Hitting The Magical .400

Ted Williams is one of the all-time greats and he gets a lot of run for being the last player to hit .400 in a season. Williams only did it once though. Cobb bested that mark three times, tops for the “modern” era, tied with another Hall of Famer of his era, Rogers Hornsby. His highest mark was .419 in 1911, a year in which he won the MVP and also led runs, hits, doubles, triples, RBIs and stolen bases. Throughout his career, Cobb was known for everything, except hitting for power.

Despite all of his individual success, Cobb’s teams did not achieve much. Detroit did play in three straight World Series, from 1907 to 1909, but they lost all three, to the Chicago Cubs twice and the Pittsburgh Pirates. Amazingly, Cobb was not much of a factor in these games. In 1907 and 1909, he did not even hit .300 in the series. The lack of a title might be the only thing missing from his Hall of Fame resume.

Hall of Famer

There are lot of notable numbers that stand out from the career of Ty Cobb. The two that are most remembered is the .366 career batting average, the best of all time, and 4,189 career hits, a record that stood for decades before it was eclipsed by Pete Rose in the 1980s. He and Rose are the only players in the history of the game with more than 4000.

Ty Cobb was a pure hitter. He made contact often and rarely struck out. Throughout his career, he won 12 batting titles and that MVP. In 1911, and in 1909 he even won the triple crown, hitting .377 with 9 homers and 107 RBIs (not very lofty by today’s standards, but he played in what was called the “Dead Ball” era).

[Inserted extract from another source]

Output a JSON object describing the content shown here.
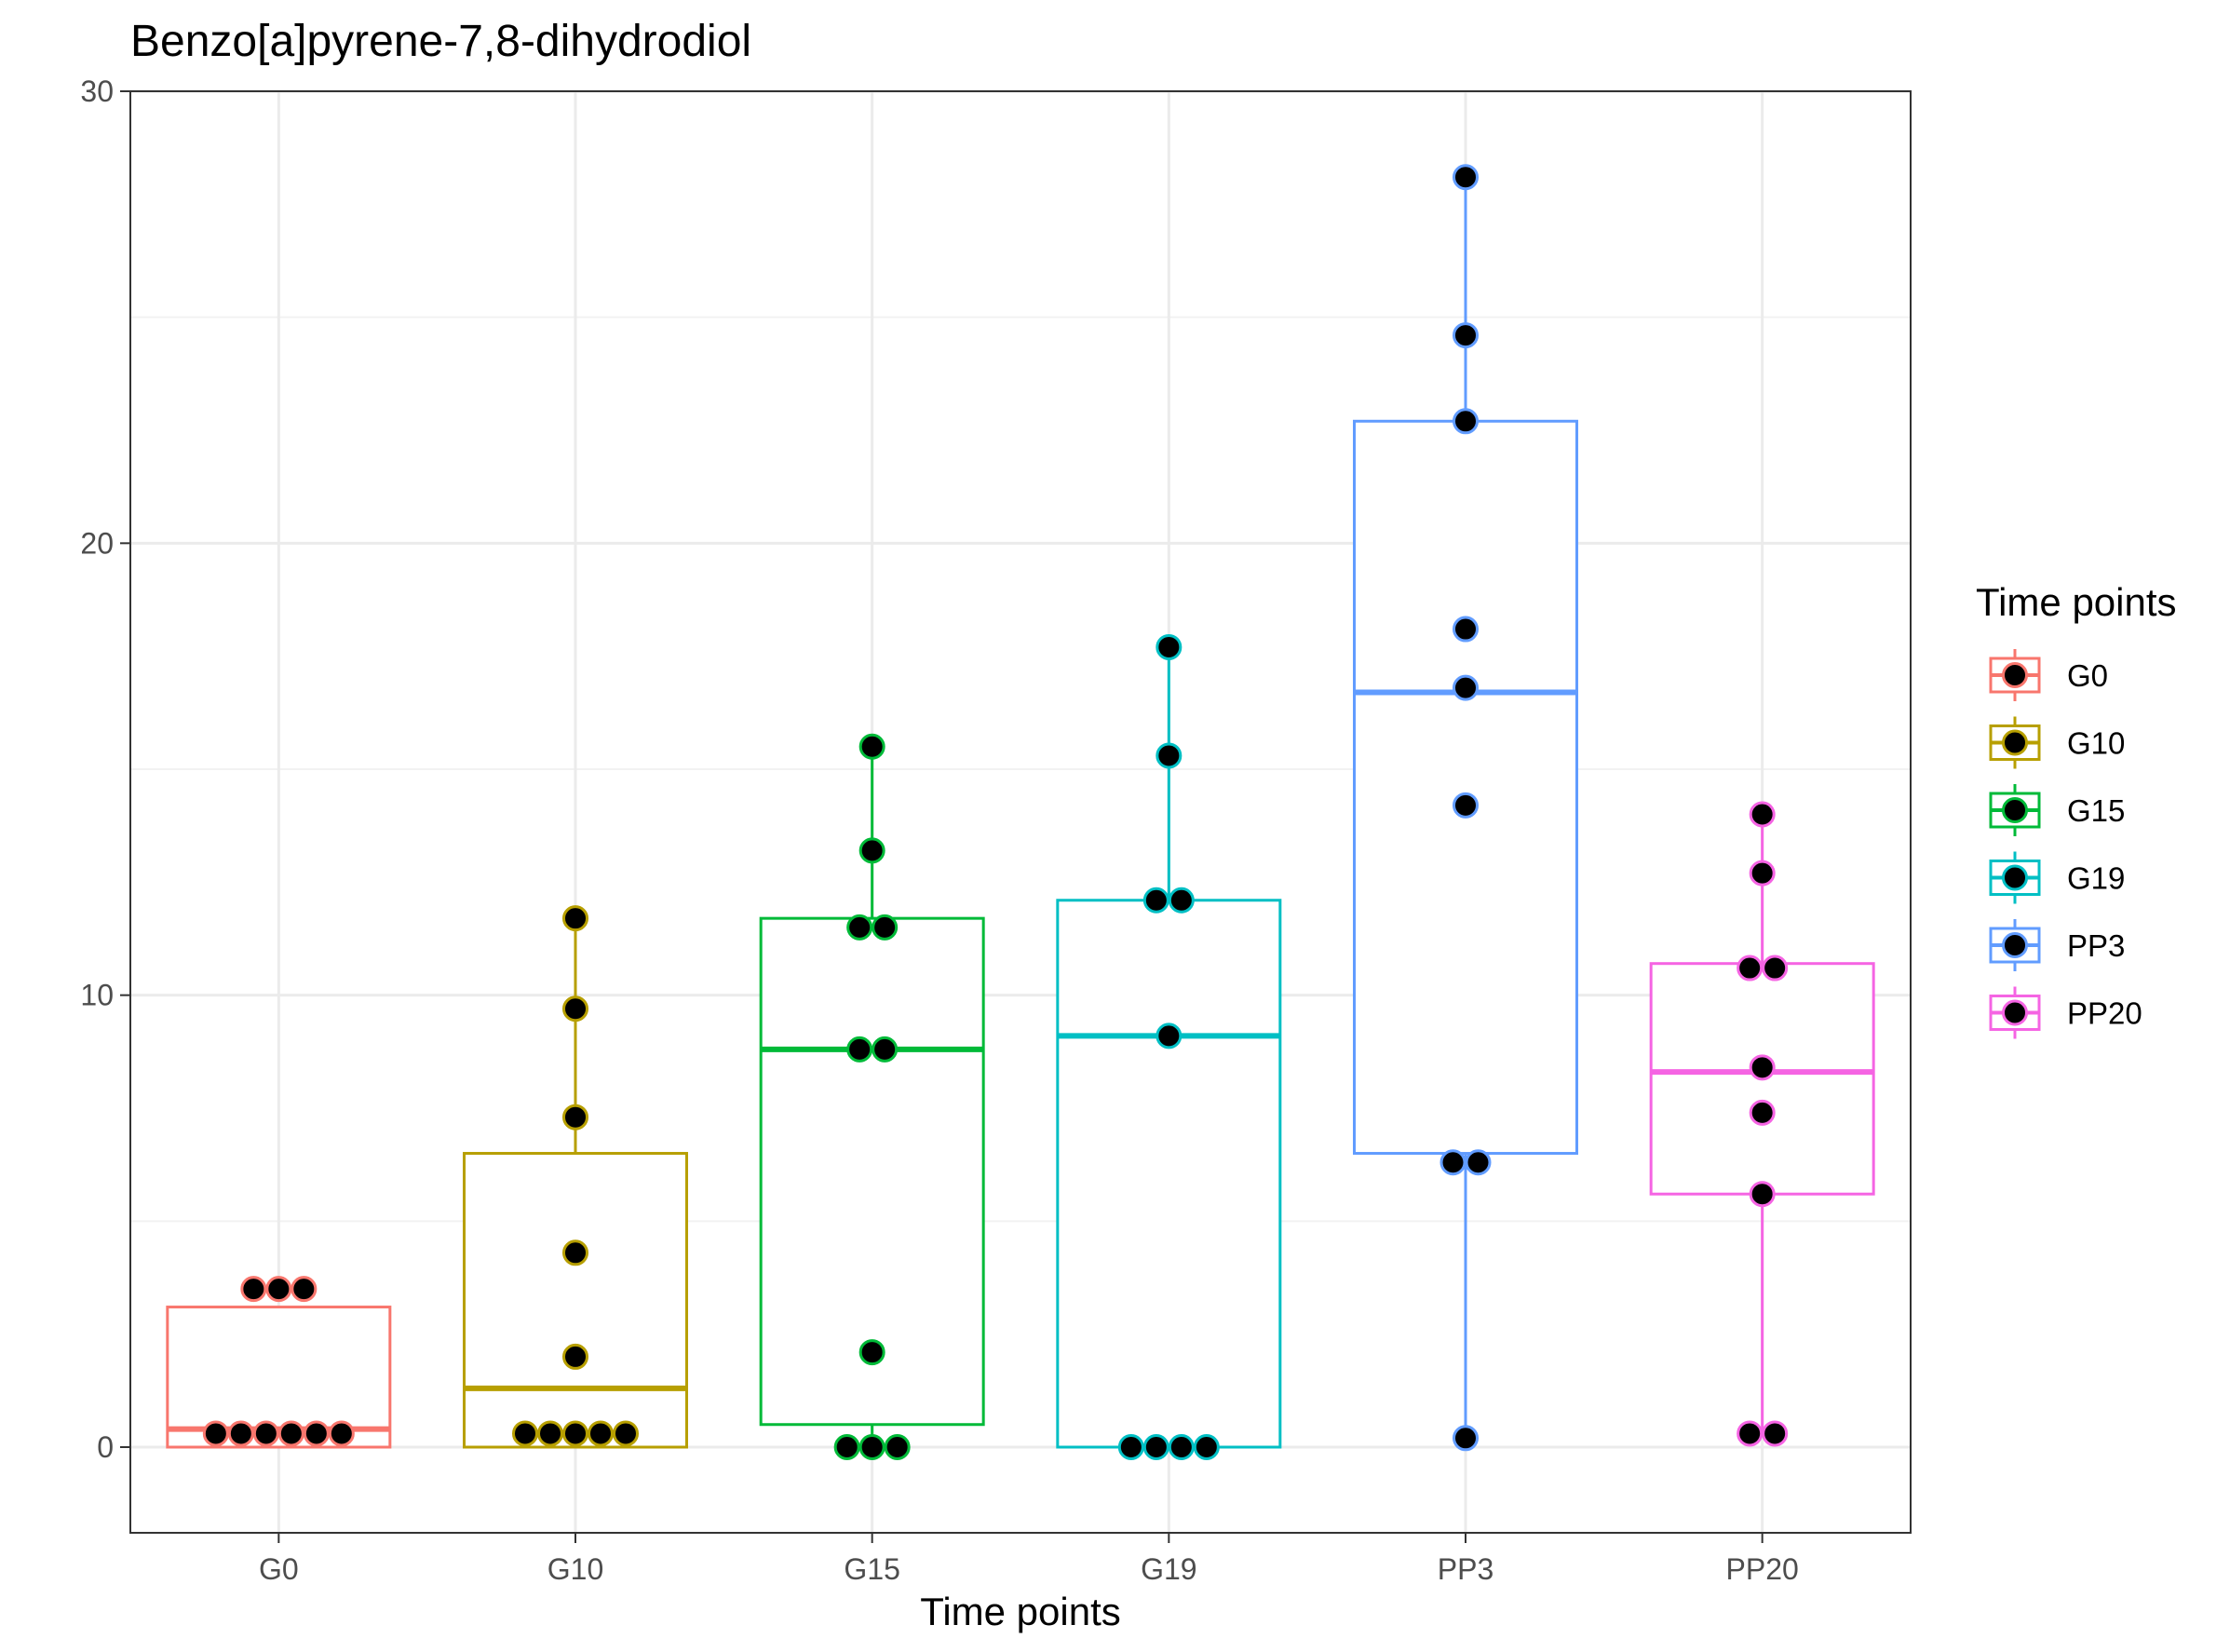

Cobb could also run. Six times he led the Majors in stolen bases, including during that triple crown season, something no other player has done. Similar to hits, when he retired, he was the all-time leader in stolen bases, a record since broken by Lou Brock and then Rickey Henderson, both Hall fo Famers. He was inducted into the National Baseball Hall of Fame in 1936 with Babe Ruth, Honus Wagner, Christy Mathewson and Walter Johnson. That was the first class to ever be recognized, and will likely never be bested.